Corporate Influencers can either be a powerful project manager (lower on the chain of command) or someone who has the power to block a sales process (a purchase manager or a leading operational manager hardly concerned by the product you push up).
Influencers are usually difficult to identify and difficult to manage (as they can have a good impact as well as an annoyance power).
Finally, I would say that influencers are not key for any situation. It depends on the business criticality of your offering, on the transversal business impact of your product, on the overall cost of your solution, or on the number of supporters in the direct chain of command you already know.
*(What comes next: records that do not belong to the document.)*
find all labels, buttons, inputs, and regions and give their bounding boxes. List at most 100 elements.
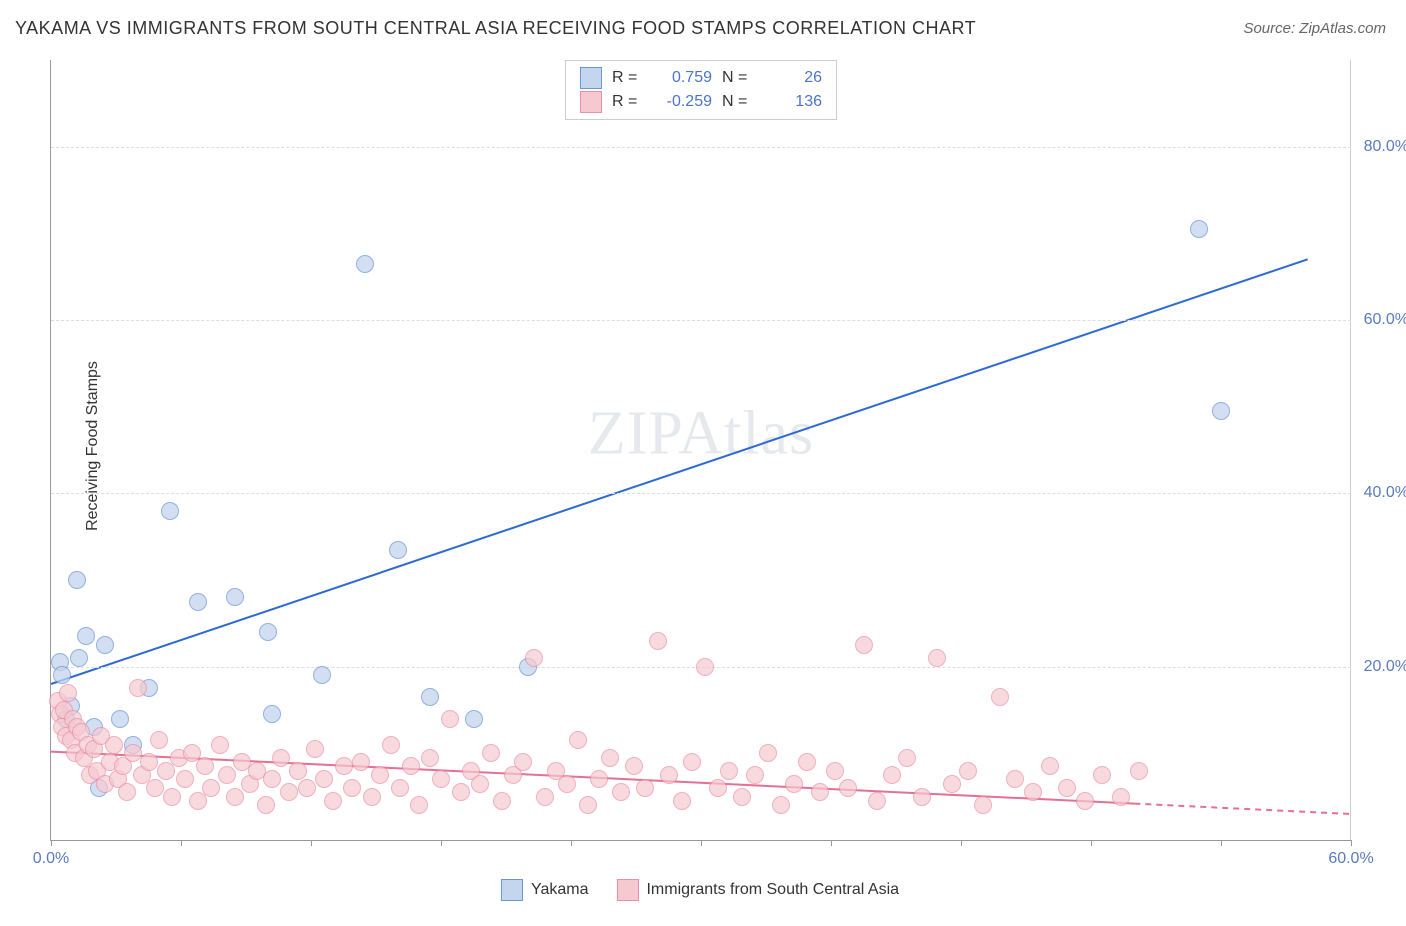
scatter-point bbox=[111, 710, 129, 728]
scatter-point bbox=[590, 770, 608, 788]
scatter-point bbox=[465, 710, 483, 728]
scatter-point bbox=[77, 627, 95, 645]
scatter-point bbox=[389, 541, 407, 559]
legend-n-label: N = bbox=[722, 90, 756, 114]
scatter-point bbox=[525, 649, 543, 667]
scatter-point bbox=[315, 770, 333, 788]
scatter-point bbox=[68, 571, 86, 589]
legend-label: Yakama bbox=[531, 881, 589, 899]
scatter-point bbox=[785, 775, 803, 793]
scatter-point bbox=[272, 749, 290, 767]
scatter-point bbox=[226, 788, 244, 806]
scatter-point bbox=[493, 792, 511, 810]
scatter-point bbox=[140, 753, 158, 771]
legend-swatch bbox=[501, 879, 523, 901]
scatter-point bbox=[569, 731, 587, 749]
scatter-point bbox=[105, 736, 123, 754]
scatter-point bbox=[402, 757, 420, 775]
scatter-point bbox=[352, 753, 370, 771]
scatter-point bbox=[673, 792, 691, 810]
scatter-point bbox=[163, 788, 181, 806]
scatter-point bbox=[660, 766, 678, 784]
x-tick bbox=[1351, 840, 1352, 846]
scatter-point bbox=[218, 766, 236, 784]
scatter-point bbox=[826, 762, 844, 780]
legend-swatch bbox=[616, 879, 638, 901]
x-tick bbox=[1091, 840, 1092, 846]
scatter-point bbox=[898, 749, 916, 767]
scatter-point bbox=[452, 783, 470, 801]
scatter-point bbox=[280, 783, 298, 801]
scatter-point bbox=[150, 731, 168, 749]
scatter-point bbox=[733, 788, 751, 806]
scatter-point bbox=[289, 762, 307, 780]
x-tick-label: 60.0% bbox=[1328, 850, 1373, 868]
scatter-point bbox=[161, 502, 179, 520]
x-tick bbox=[441, 840, 442, 846]
scatter-point bbox=[913, 788, 931, 806]
scatter-point bbox=[1076, 792, 1094, 810]
trend-lines-layer bbox=[51, 60, 1351, 840]
scatter-point bbox=[1024, 783, 1042, 801]
scatter-point bbox=[1130, 762, 1148, 780]
y-tick-label: 80.0% bbox=[1364, 138, 1406, 156]
series-legend: Yakama Immigrants from South Central Asia bbox=[501, 854, 899, 926]
gridline bbox=[51, 147, 1351, 148]
scatter-point bbox=[974, 796, 992, 814]
scatter-point bbox=[798, 753, 816, 771]
scatter-point bbox=[335, 757, 353, 775]
scatter-point bbox=[96, 636, 114, 654]
trend-line bbox=[51, 259, 1308, 684]
scatter-point bbox=[356, 255, 374, 273]
scatter-point bbox=[118, 783, 136, 801]
scatter-point bbox=[649, 632, 667, 650]
correlation-legend: R =0.759N =26R =-0.259N =136 bbox=[565, 60, 837, 120]
scatter-point bbox=[391, 779, 409, 797]
watermark-text: ZIPAtlas bbox=[588, 399, 814, 470]
x-tick-label: 0.0% bbox=[33, 850, 69, 868]
scatter-point bbox=[226, 588, 244, 606]
scatter-point bbox=[259, 623, 277, 641]
x-tick bbox=[961, 840, 962, 846]
scatter-point bbox=[943, 775, 961, 793]
trend-line-dashed bbox=[1134, 804, 1351, 814]
scatter-point bbox=[53, 666, 71, 684]
legend-row: R =-0.259N =136 bbox=[580, 90, 822, 114]
scatter-point bbox=[928, 649, 946, 667]
scatter-point bbox=[811, 783, 829, 801]
scatter-point bbox=[313, 666, 331, 684]
gridline bbox=[51, 320, 1351, 321]
scatter-point bbox=[482, 744, 500, 762]
chart-title: YAKAMA VS IMMIGRANTS FROM SOUTH CENTRAL … bbox=[15, 18, 976, 39]
scatter-point bbox=[746, 766, 764, 784]
scatter-point bbox=[868, 792, 886, 810]
scatter-point bbox=[410, 796, 428, 814]
legend-item: Yakama bbox=[501, 879, 589, 901]
chart-plot-area: ZIPAtlas R =0.759N =26R =-0.259N =136 20… bbox=[50, 60, 1351, 841]
scatter-point bbox=[883, 766, 901, 784]
scatter-point bbox=[696, 658, 714, 676]
legend-r-label: R = bbox=[612, 90, 646, 114]
scatter-point bbox=[536, 788, 554, 806]
legend-item: Immigrants from South Central Asia bbox=[616, 879, 899, 901]
scatter-point bbox=[129, 679, 147, 697]
legend-n-label: N = bbox=[722, 66, 756, 90]
scatter-point bbox=[839, 779, 857, 797]
scatter-point bbox=[759, 744, 777, 762]
scatter-point bbox=[59, 684, 77, 702]
x-tick bbox=[51, 840, 52, 846]
scatter-point bbox=[514, 753, 532, 771]
x-tick bbox=[1221, 840, 1222, 846]
scatter-point bbox=[1190, 220, 1208, 238]
scatter-point bbox=[558, 775, 576, 793]
x-tick bbox=[311, 840, 312, 846]
plot-right-border bbox=[1350, 60, 1351, 840]
scatter-point bbox=[772, 796, 790, 814]
scatter-point bbox=[176, 770, 194, 788]
scatter-point bbox=[991, 688, 1009, 706]
legend-n-value: 26 bbox=[766, 66, 822, 90]
scatter-point bbox=[298, 779, 316, 797]
legend-label: Immigrants from South Central Asia bbox=[646, 881, 899, 899]
scatter-point bbox=[306, 740, 324, 758]
scatter-point bbox=[382, 736, 400, 754]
Corporate influencers are great in competitive RFP (obscure decision processes with no ability to talk to the right decision makers), to sign a new prospect (first-time act is sometimes painful) or when you are challenged by a competitor.
From the brilliant sales people I met during the last years, I would say that most of them already use corporate influencers without digesting any theory on the subject. Salesmen usually look for influencers in despair when the storm comes by : when their client becomes unhappy with the service, considers calling for competitors or when a big new project involves a complex chain of decision makers with no real supporter for the salesman.
But there is no miracle in desperate situations. When you identify that signing requires the approval of more than 2 persons, invest in corporate influencers.
If you have zero intelligence to find them out, walk around, ask questions, show interest in corporate people on the sideway. If you meet the 3 or 4 people closest to the “official” decision maker, you’ll probably meet one good influencer. At this point, you can’t pitch your product, no. Remember, he’s not on the direct chain of command and has probably lots of other suppliers to meet. Be smarter, create confidence and empathy. Once he witnesses interest in your person, he will try to help you achieve your objectives.
I didn’t find any influencer for the Tunisian weather. So that just doesn’t always work.